Others have shared that concern. In a recent article in News Law, Jennifer Lapinski, Robert Hirschhorn, and Lisa Blue note not only the potential for off-camera coaching, but also the possibility for a witness to be surreptitiously looking at documents or notes without the questioner knowing it. While these authors use that risk as a reason to avoid online testimony, and online trials altogether, I believe that it is a reason to question remote witnesses carefully about the presence or absence of any off-camera resources. In this post, I’ll look at the reasons for asking and offer some ideas on the questions you should ask.

Why You Should Ask

In any testimony, there are all kinds of ways that a witness who wants to can lie and cheat. They can memorize the scripted answers from their lawyer, they can look at documents that they deny having reviewed, and they can lie. Even the little earpieces we saw in the movie The Runaway Jury are theoretically available. What prevents more witnesses from being dishonest? Not just a fear of getting caught, but also a fear of having to put oneself at risk through perjury.

That is the traditional choice that is offered to a witness: The lawyer knows, “If I ask the right question, then you will be faced with the choice of either telling me the truth, or perjuring yourself.” Just knowing that the question is likely to be asked will also serve as a deterrent, as many witnesses are told, “Don’t review that…because we know you’re going to be asked what you reviewed.” Of course, there is no guarantee of truthfulness, and if a witness choses to be a true sociopath, they may still do what they want and then lie about it. But putting the witnesses on record about their resources is the best solution we have, and the solution we rely on in every other instance of possible witness dishonesty.

What You Should Ask

It some cases, it may be enough to ask the question as an overview:

Now, Mr. Smith, with this arrangement, I can see you on the camera, but I cannot see what is on the table in front of you, what else may be on the monitor of your computer, and what else is within your total field of vision. Do you have anything in your immediate environment — anything that is visible to you or otherwise available to you — that you will using to aid you in answering the questions I will be asking you today? 

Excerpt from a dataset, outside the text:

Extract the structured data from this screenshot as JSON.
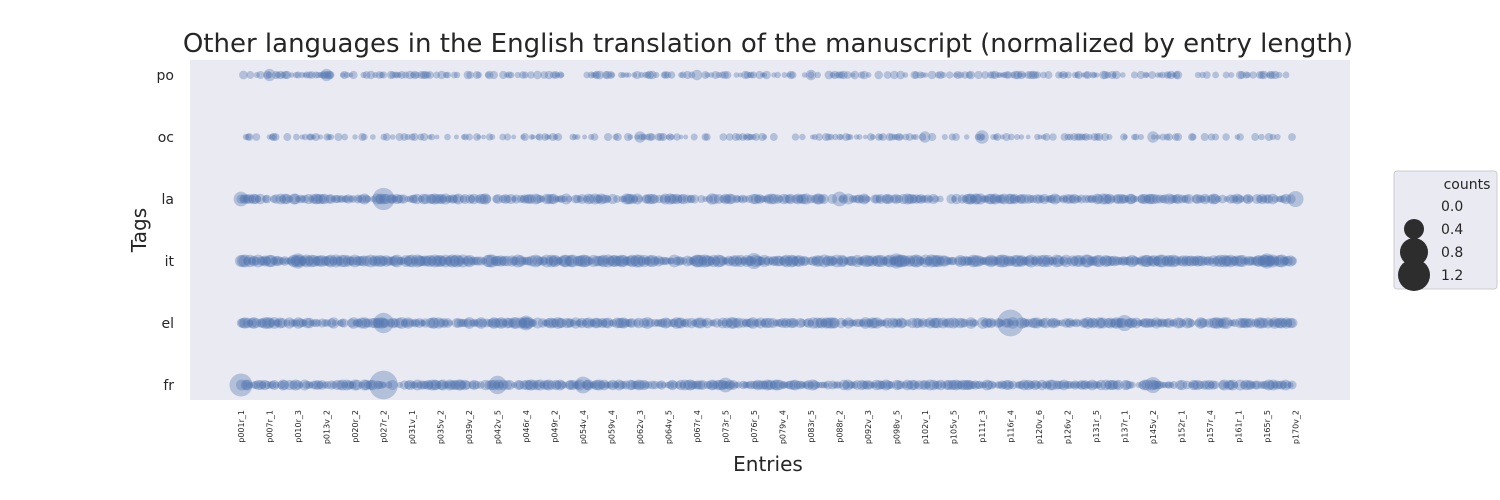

Am I correct in assuming that it is just you in front of your laptop, with no one else and nothing else helping you answer these questions?

Am I correct in my belief that the only information you will be looking at during this testimony are documents that I share with you and ask you to look at? 

Where you have a reason to be suspicious you may want to dig deeper beyond that overview:

Do you have any notes in front of you? 

Do you have any notes anywhere in this room? 

Are you alone in this room? 

Is anyone other than the four of us on this Zoom conference able to hear your responses?

If your lawyer is physically with you, can I request that your lawyer join us on her laptop as well? 

Do you have any windows or programs open on your laptop other than Zoom? 

Do you have any posters or white boards in the room you are now in? 

Do you have the ability to rotate your camera 360 degrees so I can just see the space that you are in? 

If anything changes during this testimony and information does become available from some source in your environment, will you let me know? 

Of course, a witness could lie in response to any of these questions, but just as with other forms of cheating, there is a high cost to that. If it does come out that a witness has lied, you will certainly want them to have laid the perjury-predicate by denying it.